About the IUCN Red List:
The early beginnings of The IUCN Red List started in the 1950s with an index card system that was used to file data on endangered mammals and birds. In the early 1960s the index card was transformed into a two-volume set of data sheets. They were then presented in loose-leaf paper format within red binders and these drafts were not available for the general public. In 1964 the first comprehensive list of threatened mammals and birds was accumulated and published – permitting public access to the data. In 2000, The IUCN Red List was free supported by the internet, this was enabling broader access to figures and permitting for regular updates.
The IUCN Red List is the world’s most all-inclusive information source on the global conservation status of animal, fungi and plant species and their links to their niche within wildlife. For each evaluated species, The IUCN Red List provides information on population size and trends; topographical range and habitat requirements. To date more than 76,000 species have been assessed with more than 22,000 at risk of extinction. The IUCN Red List goal is to rise the number of species evaluated from the current count to at least 160,000 by 2020, improving the taxonomic coverage.
About the CITES Treaty:
CITES (the Convention on International Trade in Endangered Species of Wild Fauna and Flora) is an international agreement between governments. Its aim is to ensure that international trade in specimens of wild animals and plants does not threaten their survival. When the ideas for CITES were first formed, in the 1960s, international debate of the guidelines of wildlife trade for conservation resolutions was something reasonably new. Annually, international wildlife trade is estimated to be worth billions of dollars and to include hundreds of millions of plant and animal specimens. The trade is diverse, ranging from live animals and plants to a vast array of wildlife products derived from them, including food products, exotic leather goods, wooden musical instruments, timber, and medicines. Levels of mistreatment of some animal and plant species are in elevation with trade, together with other factors, such as habitat loss, is capable of seriously depleting their populations and even bringing some species close to extinction.
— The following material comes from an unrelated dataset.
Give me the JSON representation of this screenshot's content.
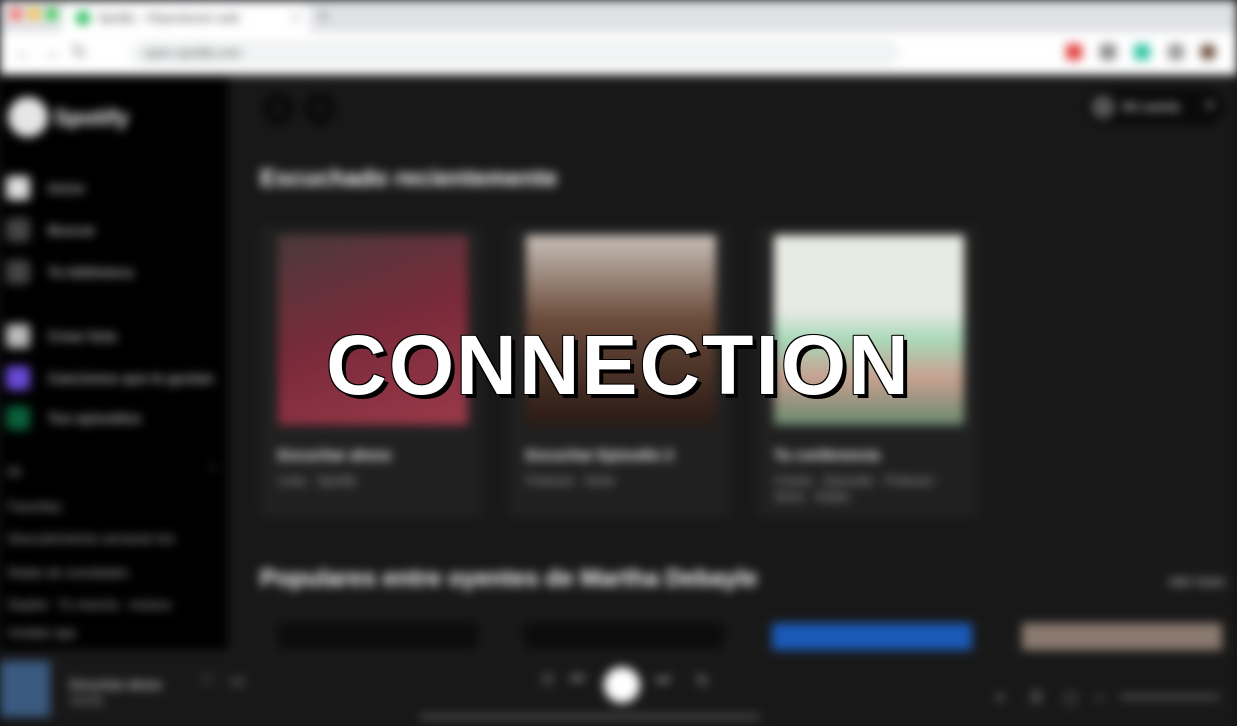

Many wildlife species in trade are not endangered, but the presence of a treaty to ensure the sustainability of the trade is important in order to safeguard these resources for the future.
A species covered as an endangered species in the IUCN Red List is the African Penguin, Spheniscus demersus. It is confined to southern African waters and breeds at 25 islands and four mainland sites in Namibia and South Africa. This species of penguin is undergoing a very fast population decline, which led to its up listing to Endangered in 2010, this is largely attributed to food scarcities due to commercial fishing and environmental instabilities. Other threats consist of: egg collection, oil spills, competition with Cape Fur Seals, for food and displacement from breeding sites, mortality from fishing nets and predation by sharks, Kelp Gulls, and feral cats.
I found the IUCN website to be very helpful and educational in many aspects. The site was easy to navigate and extremely organized. The IUCN organization makes it really comprehensible to recognize their mission, and how you as the reader can make a difference in helping an actual endangered species, not just recognizing the flagship endangered species that the commercials portray.